Shenandoah National Park
Shenandoah National Park encompasses part of the Blue Ridge Mountains in Virginia. With cascading waterfalls, spectacular vistas, and quiet wooden hollows, there is something for everyone (person and dog) in this beautiful National Park. Pets are allowed on most of the 500 miles of trails in the park, with the exception of a few that are too difficult for dogs to access. Pets are allowed in campgrounds and pet-friendly lodging is available.
Tips for Visiting a National Park with Your Dog
No matter which National Park you decide to visit with your dog, there are a few main tips you need to keep in mind.
- Never leave your dog unattended in your car. Temperatures can rise very quickly and your dog is susceptible to heat stroke.
- Always bring enough water for you and your dog on the trails.
- Protect your dogs feet in the warm summer and cold winter months with booties.
- Be prepared for encounters with all nature: bug bites, snake encounters, sharp plants, etc.
- Always bring a bag for your pet’s waste. Protect the environment.
- Respect wildlife. These areas are protected for the animals and the plants that are native to the area. Keeping your dog on a leash and trained with basic commands will help protect the flora and fauna in National Parks.
- Always keep your pet on a leash. Not only is it a rule, it is for your pets safety as well as the safety of other visitors.
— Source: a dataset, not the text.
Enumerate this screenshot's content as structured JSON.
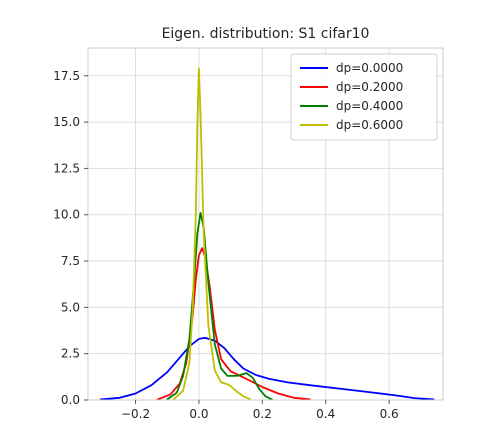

- Know where you can go. This article outlines some of the places you can or cannot go with your pets in these National Parks, but it is up to you as a responsible pet owner to do your due diligence and research further before you go.
Trail Etiquette for Hiking With Your Dog
- Always use a leash that is 6ft long or shorter. Retractable leashes are not suitable for hiking with your dog. Not everyone is okay with dogs, because of that you need to keep your dog leashed and close to you.
- Yield to all others when hiking with your dog. Keep your dog out of sniffing or jumping range when crossing paths with other hikers, hikers with dogs, cyclists, horses, etc. Horses are spooked easily and this can be dangerous for them and their riders, be sure to keep your dog far away and still as horses pass by.
- Keep your dog on the trail. Protect the environment and hold your dog to the same rules as humans – don’t let them leave the trail.
- Pack out pet waste. Pet waste is not natural to ecosystem of the trail and it needs to be packed out just as human waste would. Never forget your doggie bags!
There are hundreds of miles of National Park Trails, National Lakeshores and Seashores that will welcome you and your beloved pets! Just do a little research, know before you go and be sure to follow all rules and trail etiquette.